Oracle Edges Forecasts, Helped by Acquisitions

Oracle, the world's third-largest software maker, reported a 25% rise in quarterly profit on Thursday, boosted by higher-than-expected sales of new software.

The company's revenue and earnings per share excluding items beat average Wall Street expectations. Shares rose more than 4% in heavy trading on Friday.

Oracle's headquarters in Redwood City, California.
Paul Sakuma
Oracle's headquarters in Redwood City, California.

"We continue to take applications market share from SAP," Oracle President Charles Phillips said in a statement.
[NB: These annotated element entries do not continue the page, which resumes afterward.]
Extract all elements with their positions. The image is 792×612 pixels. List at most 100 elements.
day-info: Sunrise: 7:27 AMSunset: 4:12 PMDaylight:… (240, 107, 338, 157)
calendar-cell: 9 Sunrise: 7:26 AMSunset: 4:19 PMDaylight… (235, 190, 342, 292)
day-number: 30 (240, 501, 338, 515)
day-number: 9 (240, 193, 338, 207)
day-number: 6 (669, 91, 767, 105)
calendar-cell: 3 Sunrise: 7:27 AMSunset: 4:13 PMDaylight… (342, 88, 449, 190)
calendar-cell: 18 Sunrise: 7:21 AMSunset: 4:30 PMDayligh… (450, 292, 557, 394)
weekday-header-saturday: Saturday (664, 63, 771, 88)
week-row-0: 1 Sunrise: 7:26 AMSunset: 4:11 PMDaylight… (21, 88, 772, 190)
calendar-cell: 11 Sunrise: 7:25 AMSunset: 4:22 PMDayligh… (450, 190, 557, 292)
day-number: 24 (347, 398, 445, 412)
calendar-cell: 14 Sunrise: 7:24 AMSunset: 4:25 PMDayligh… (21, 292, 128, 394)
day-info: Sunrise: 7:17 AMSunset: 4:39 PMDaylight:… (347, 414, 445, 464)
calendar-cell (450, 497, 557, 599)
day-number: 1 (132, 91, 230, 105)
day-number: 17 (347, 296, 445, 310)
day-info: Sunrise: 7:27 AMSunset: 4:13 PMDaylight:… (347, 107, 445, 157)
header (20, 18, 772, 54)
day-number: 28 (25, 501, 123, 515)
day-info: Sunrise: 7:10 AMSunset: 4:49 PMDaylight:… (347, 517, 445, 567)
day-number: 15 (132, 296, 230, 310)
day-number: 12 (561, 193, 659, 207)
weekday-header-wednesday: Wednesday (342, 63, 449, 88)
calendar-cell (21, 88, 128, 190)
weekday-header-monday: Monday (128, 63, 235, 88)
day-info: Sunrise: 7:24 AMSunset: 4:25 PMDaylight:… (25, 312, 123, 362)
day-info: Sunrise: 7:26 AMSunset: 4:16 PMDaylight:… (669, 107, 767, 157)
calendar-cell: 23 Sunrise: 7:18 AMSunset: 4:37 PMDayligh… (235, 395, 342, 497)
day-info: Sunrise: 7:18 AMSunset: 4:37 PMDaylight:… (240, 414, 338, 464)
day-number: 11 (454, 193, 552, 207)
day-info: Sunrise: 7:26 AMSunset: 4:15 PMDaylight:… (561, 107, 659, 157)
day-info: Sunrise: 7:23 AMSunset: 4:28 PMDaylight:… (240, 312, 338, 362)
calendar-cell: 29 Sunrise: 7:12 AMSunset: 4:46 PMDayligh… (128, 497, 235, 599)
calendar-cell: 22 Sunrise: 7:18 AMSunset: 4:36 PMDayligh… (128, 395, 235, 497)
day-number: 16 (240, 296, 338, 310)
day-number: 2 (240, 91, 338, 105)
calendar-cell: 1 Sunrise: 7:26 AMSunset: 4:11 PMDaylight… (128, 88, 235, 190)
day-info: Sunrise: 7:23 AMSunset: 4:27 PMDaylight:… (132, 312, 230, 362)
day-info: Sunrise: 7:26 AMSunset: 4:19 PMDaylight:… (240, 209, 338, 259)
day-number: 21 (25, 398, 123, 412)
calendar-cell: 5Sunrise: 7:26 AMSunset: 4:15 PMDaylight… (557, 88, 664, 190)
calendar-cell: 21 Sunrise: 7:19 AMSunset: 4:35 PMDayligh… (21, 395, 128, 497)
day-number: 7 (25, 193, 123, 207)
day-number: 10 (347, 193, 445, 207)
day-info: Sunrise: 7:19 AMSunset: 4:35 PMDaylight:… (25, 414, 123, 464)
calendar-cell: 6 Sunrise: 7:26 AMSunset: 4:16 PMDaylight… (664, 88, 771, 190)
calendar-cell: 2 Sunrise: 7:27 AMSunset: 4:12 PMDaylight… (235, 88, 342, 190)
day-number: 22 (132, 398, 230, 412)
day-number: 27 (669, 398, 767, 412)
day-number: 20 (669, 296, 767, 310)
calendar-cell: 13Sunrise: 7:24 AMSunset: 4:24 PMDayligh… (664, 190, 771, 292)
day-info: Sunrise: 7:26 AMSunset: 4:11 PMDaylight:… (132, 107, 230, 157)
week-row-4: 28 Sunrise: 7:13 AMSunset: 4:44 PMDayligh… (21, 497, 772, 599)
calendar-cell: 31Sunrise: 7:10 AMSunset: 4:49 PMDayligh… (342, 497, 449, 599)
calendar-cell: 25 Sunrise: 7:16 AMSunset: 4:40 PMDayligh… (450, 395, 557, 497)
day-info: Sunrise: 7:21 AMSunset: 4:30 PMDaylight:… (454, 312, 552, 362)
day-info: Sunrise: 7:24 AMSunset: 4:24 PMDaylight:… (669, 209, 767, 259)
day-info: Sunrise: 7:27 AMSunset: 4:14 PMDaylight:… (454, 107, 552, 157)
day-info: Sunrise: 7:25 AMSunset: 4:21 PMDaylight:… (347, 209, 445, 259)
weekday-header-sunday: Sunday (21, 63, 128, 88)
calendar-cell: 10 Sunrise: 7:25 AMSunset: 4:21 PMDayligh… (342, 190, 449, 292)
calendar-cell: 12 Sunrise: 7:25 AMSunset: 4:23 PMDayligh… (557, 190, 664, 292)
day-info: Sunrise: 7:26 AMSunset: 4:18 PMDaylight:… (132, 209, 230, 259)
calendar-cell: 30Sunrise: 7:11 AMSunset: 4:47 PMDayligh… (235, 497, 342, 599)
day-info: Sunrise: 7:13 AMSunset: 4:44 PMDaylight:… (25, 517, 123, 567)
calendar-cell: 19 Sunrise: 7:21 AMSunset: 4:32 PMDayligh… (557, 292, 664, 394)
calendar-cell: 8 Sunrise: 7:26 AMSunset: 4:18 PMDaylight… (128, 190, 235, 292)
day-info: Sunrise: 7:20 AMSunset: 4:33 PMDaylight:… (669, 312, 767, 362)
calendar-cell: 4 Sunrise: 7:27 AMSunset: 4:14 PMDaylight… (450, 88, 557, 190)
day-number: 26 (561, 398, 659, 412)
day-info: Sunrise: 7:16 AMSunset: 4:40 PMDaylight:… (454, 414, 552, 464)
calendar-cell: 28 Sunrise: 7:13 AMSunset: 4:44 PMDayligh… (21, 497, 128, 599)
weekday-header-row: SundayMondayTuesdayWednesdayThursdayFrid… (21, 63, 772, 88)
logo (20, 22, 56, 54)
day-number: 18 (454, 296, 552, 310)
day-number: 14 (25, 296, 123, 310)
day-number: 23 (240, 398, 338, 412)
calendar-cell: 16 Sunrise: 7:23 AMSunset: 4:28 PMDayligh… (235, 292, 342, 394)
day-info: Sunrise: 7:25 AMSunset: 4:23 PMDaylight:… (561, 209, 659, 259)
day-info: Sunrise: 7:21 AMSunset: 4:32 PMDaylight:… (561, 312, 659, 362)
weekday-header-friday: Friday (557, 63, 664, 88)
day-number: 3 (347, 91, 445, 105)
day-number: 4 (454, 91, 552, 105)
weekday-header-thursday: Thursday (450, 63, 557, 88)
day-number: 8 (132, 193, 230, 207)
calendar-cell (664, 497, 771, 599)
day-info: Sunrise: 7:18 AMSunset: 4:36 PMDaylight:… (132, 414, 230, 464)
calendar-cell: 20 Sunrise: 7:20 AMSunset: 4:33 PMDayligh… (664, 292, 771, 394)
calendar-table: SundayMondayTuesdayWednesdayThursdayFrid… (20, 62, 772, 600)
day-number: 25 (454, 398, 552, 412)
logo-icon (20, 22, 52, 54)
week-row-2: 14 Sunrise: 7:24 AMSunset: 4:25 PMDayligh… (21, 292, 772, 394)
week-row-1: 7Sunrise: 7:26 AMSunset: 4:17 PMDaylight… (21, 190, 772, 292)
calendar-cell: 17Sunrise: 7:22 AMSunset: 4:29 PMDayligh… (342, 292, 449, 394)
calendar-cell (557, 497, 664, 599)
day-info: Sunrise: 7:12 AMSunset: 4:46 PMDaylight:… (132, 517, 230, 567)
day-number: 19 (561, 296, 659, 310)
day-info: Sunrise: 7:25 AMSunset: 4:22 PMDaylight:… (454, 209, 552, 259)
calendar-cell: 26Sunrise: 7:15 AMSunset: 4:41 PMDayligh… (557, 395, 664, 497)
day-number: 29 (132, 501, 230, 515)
Oracle is the leader in database software, ahead of IBM, and is No. 2 in business applications, behind Germany's SAP.

Net income jumped to $840 million, or 16 cents per share, for the first quarter ended August 31, from $670 million, or 13 cents, a year earlier.

Revenue rose 26% to $4.53 billion, beating the average analyst target of $4.36 billion, according to analysts' estimates.

Earnings, excluding items such as stock-based compensation expenses and acquisition-related charges, were 22 cents per share, a penny above the average Wall Street expectation, according to Reuters Estimates.

The results were buoyed by sales of products that were not in their lineup a year ago. Oracle added them after buying Hyperion Solutions, Stellent, MetaSolv and several other software makers over the past year.

Revenue from new software licenses rose 35% from a year earlier to $1.1 billion. Three months ago, it had told investors it expected new software licenses to rise between 20% and 30% from the year-earlier period.

Shares of Oracle trade at about 16 times the average outlook for next year's earnings per share, and slightly above the future price-to-earnings ratio for Microsoft, which is 16.